L’étude, financée par le ministère de l’Agriculture, des Pêcheries et de l’Alimentation du Québec, visait à analyser le lait produit par 14 fermes participantes pendant huit mois par rapport à différents éléments, comme le nombre de cellules somatiques, le taux de gras, l’urée et le taux de protéines. Les dernières données disponibles sur ces aspects dataient de 2014 et provenaient d’un petit échantillon peu représentatif « de 5-6 fermes », rapporte Johanne Cameron, agronome et consultante en production ovine, lors d’une entrevue accordée à La Terre, après la présentation des résultats. C’est elle qui a été mandatée par Les Éleveurs d’ovins du Québec pour réaliser la nouvelle étude.
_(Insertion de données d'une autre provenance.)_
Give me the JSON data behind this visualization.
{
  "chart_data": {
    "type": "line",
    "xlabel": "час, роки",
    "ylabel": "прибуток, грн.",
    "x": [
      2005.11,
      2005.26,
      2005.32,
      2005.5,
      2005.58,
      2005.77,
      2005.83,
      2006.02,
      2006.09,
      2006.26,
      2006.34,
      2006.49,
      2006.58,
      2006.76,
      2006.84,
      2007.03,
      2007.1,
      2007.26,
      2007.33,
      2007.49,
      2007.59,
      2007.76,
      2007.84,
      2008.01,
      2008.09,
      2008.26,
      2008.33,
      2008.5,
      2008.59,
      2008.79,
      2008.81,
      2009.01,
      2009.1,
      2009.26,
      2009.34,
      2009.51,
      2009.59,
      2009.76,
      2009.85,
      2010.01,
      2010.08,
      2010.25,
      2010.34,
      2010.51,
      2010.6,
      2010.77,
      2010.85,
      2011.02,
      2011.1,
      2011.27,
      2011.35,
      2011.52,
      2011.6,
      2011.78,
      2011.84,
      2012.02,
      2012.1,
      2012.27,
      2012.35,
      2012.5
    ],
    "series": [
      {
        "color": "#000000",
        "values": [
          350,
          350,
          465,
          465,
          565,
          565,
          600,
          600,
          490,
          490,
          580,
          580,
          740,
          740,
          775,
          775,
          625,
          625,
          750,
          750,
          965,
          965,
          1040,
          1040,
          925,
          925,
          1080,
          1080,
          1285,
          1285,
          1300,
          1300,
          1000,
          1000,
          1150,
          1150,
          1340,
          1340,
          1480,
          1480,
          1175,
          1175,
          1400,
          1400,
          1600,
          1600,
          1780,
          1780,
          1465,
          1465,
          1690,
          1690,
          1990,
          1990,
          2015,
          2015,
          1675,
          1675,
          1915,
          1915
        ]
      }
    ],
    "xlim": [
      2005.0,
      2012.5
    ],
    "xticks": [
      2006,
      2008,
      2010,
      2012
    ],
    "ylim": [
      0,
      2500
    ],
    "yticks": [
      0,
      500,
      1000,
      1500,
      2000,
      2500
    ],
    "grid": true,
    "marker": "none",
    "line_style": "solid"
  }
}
Les résultats ont d’ailleurs surpris quant au nombre moyen de cellules somatiques moyen, établi à 400 000, alors que la référence de 2014 faisait plutôt état d’un taux moyen de 800 000.
Cela démontre que la majorité des producteurs travaillent bien, même s’il y a encore des progrès à faire. Ce taux correspond grosso modo aux normes en vigueur du côté européen.
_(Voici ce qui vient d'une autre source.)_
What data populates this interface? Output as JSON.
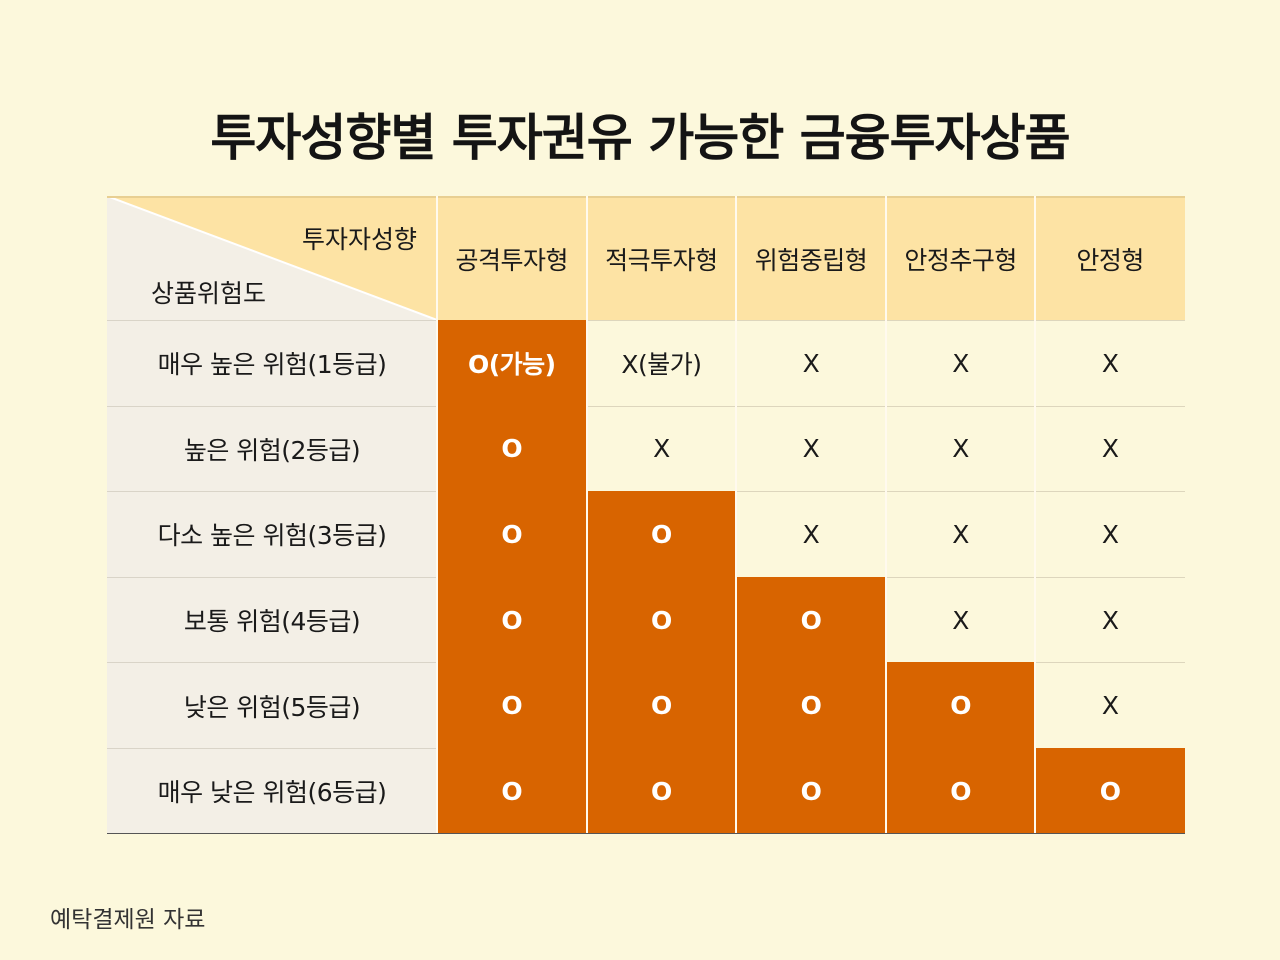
{
  "title": "투자성향별 투자권유 가능한 금융투자상품",
  "corner": {
    "top_label": "투자자성향",
    "bottom_label": "상품위험도"
  },
  "columns": [
    "공격투자형",
    "적극투자형",
    "위험중립형",
    "안정추구형",
    "안정형"
  ],
  "rows": [
    {
      "label": "매우 높은 위험(1등급)",
      "cells": [
        "O(가능)",
        "X(불가)",
        "X",
        "X",
        "X"
      ],
      "allowed": [
        true,
        false,
        false,
        false,
        false
      ]
    },
    {
      "label": "높은 위험(2등급)",
      "cells": [
        "O",
        "X",
        "X",
        "X",
        "X"
      ],
      "allowed": [
        true,
        false,
        false,
        false,
        false
      ]
    },
    {
      "label": "다소 높은 위험(3등급)",
      "cells": [
        "O",
        "O",
        "X",
        "X",
        "X"
      ],
      "allowed": [
        true,
        true,
        false,
        false,
        false
      ]
    },
    {
      "label": "보통 위험(4등급)",
      "cells": [
        "O",
        "O",
        "O",
        "X",
        "X"
      ],
      "allowed": [
        true,
        true,
        true,
        false,
        false
      ]
    },
    {
      "label": "낮은 위험(5등급)",
      "cells": [
        "O",
        "O",
        "O",
        "O",
        "X"
      ],
      "allowed": [
        true,
        true,
        true,
        true,
        false
      ]
    },
    {
      "label": "매우 낮은 위험(6등급)",
      "cells": [
        "O",
        "O",
        "O",
        "O",
        "O"
      ],
      "allowed": [
        true,
        true,
        true,
        true,
        true
      ]
    }
  ],
  "source": "예탁결제원 자료",
  "colors": {
    "background": "#fcf8dc",
    "header": "#fde3a4",
    "highlight": "#d86400",
    "row_label_bg": "#f3efe6"
  }
}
Vers un contrôle laitier plus régulier?

Le contrôle laitier effectué chez Lactanet a par ailleurs prouvé son efficacité pour de nombreux producteurs qui se sont soumis à l’exercice, et qui ont réussi, à la lumière des résultats de leurs échantillons, à réajuster leur régie ou à identifier une brebis problématique pour améliorer la qualité de leur production. En fin de parcours, 98,3 % des fermes participantes répondaient aux exigences de qualité, contre 82 % au début, c’est-à-dire en février 2025, rapporte Mme Cameron.
Le taux de gras mesuré dans la production québécoise varie quant à lui un peu plus selon les producteurs qui sont saisonniers et ceux qui produisent à l’année. « Pour ceux qui transforment eux-mêmes leur lait, ça ne cause pas vraiment de problème. Or, pour ceux qui vendent leur production à un transformateur, cet aspect devra être mieux contrôlé, car les fromageries cherchent une uniformité dans le taux de gras », mentionne la consultante.
Plusieurs autres données comme l’urée et le taux de protéines offriront également des pistes d’amélioration pour la filière du lait de brebis, qui souhaite, avec cette étude, mieux planifier son développement dans un contexte où la demande des transformateurs pour le lait de brebis surpasse l’offre.